2023年までは、弊社も業界団体の推奨する表示方法に賛同し、また検査会社にも指導をしていただき、遮光率100%の生地であっても、製品の表示は「遮光率99.99%以上」としておりました。
ですが、コンプライアンスに厳しい法人のお客様から指摘があり、逆に「製品で遮光率99.99%以上であることは証明できるのか?」と問われたんですが 、それを証明する方法がありません。
よって弊社の品質表示は、エビデンスが提示できる「遮光率100%の生地を使用」という表記に2024年から変更しています。
完全遮光という表示について
布製生地を縫製して傘を作る限り、必ず針穴が発生します。
ですから私の認識は、生地そのものは遮光率100%かもしれないけど、 完成品となった時に「完全」はあり得ないし、このような表現はまずいと思うんですね。
いずれ消費者庁から注意喚起が入ると思われます。
「遮光傘は劣化する」は都市伝説
「遮光の傘は劣化するから毎年買い換えます」という動画を見ました。
しかしそれは大きな誤解です。
遮光傘は生地が破れたりしない限り、遮光の効果は続きます。
UV カットもしてくれます。
劣化するというのは、おそらく昔の紫外線カット機能のみの日傘の話です。
紫外線カット機能のみの日傘は、紫外線カット剤を生地表面に塗布する方法なので、生地を直接手で触ったり、経年劣化で年々機能が下がっていきます。

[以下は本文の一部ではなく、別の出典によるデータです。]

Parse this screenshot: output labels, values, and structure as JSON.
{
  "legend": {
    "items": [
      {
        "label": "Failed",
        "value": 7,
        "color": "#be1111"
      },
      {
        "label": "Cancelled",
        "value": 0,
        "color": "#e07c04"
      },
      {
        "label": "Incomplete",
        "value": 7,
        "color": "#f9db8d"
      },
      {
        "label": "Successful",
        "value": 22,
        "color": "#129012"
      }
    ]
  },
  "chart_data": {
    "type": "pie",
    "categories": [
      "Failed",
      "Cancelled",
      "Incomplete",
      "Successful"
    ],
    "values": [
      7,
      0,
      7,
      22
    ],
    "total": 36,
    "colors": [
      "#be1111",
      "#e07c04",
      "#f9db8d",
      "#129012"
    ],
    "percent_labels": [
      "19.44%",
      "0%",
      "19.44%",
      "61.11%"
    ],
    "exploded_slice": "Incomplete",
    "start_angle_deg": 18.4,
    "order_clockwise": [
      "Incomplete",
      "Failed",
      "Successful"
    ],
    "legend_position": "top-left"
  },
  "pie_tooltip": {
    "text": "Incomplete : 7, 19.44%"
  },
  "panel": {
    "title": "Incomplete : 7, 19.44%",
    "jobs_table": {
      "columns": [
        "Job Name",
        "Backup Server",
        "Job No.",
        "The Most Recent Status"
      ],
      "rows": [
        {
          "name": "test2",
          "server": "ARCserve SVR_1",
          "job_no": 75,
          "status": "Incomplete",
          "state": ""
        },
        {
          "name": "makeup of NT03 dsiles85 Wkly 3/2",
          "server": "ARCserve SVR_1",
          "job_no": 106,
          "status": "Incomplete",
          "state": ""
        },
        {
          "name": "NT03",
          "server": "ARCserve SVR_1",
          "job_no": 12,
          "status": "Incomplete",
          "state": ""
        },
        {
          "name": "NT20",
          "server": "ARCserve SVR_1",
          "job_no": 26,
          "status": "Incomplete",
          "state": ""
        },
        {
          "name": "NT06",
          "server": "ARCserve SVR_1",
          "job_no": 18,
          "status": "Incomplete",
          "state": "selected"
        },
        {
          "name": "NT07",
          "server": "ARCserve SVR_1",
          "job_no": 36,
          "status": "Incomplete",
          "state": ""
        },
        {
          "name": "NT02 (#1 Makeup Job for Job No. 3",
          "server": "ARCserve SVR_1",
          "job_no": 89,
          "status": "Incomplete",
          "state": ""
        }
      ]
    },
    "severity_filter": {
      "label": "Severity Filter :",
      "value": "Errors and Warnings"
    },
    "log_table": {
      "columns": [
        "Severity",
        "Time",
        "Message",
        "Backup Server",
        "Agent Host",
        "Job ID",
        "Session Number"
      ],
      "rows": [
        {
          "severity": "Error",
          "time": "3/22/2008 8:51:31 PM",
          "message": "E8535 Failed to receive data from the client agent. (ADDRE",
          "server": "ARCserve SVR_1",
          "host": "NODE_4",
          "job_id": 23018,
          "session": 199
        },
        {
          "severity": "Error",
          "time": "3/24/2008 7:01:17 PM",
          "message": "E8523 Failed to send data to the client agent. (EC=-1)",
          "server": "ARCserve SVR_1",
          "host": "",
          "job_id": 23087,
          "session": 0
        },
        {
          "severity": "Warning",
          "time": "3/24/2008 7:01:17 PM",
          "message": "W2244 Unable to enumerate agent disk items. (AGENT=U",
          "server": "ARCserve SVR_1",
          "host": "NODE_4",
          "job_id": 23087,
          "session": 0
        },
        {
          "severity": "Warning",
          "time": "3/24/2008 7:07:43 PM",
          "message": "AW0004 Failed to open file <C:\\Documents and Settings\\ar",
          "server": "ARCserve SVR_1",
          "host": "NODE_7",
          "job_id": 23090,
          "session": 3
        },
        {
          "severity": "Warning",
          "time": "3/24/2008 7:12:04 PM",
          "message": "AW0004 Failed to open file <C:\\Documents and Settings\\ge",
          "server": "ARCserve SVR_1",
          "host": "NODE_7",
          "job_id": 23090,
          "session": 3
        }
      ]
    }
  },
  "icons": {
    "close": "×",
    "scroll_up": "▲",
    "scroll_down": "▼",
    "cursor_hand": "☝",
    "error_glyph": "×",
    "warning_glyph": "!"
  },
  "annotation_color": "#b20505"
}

遮光傘はポリウレタンのフィルムやコーティングがされたもので、簡単には剥離しません。よって紫外線カット機能や遮光機能が維持できるのです。
*私は傘が快適に使える耐用年数を3年くらいと考えております。3年ほどで撥水性はかなり低下しますし、骨組みにもガタツキが生じます。使用頻度や元の材質にもよりますが。
「スマホのLEDを当てて透けたら遮光じゃない」も都市伝説
あともう一つ。
「スマホのLEDを当てて透けたら遮光じゃない」という実験動画を見たことがあります。
これはかなり乱暴な計測方法です。
スマホのLEDで透けるからといって遮光機能がないわけではありません。
遮光の検査方法は、10万ルクスの光を当てて、透けるか透けないかを判定します。
10万ルクスの光とは、概ね晴天時正午の明るさです。
一方LEDの光はスマホによって違いますし、確か単位はルーメンだったと思いますので、そもそも光の単位が異なるので、単純比較できないのです。
私の経験上、スマホのLEDを当てて透けても、遮光100%の生地というのはたくさんあります。
またスマホのLEDで透けなくても、アウトドア用の800ルーメンの光を当てたら透けてしまうものもあります。
スマホLEDを当てて遮光するかしないかは、一定の目安にはなりますが、多少透けてもUVカット機能が劣るとか、遮光率が低いということではありません。
ですので、正規の検査をした結果の機能性表示を見て選んでいただければと思います。
まとめ
機能性表示に注意し、遮光率100%、もしくは遮光率が高い日傘を選んでください。
業界団体は消費者の混乱を避けるため、「完全」「100%」など、誤解を招く表現を使用をしないよう求めている。
スマホのLEDを当てて、透ける・透けないは関係ない。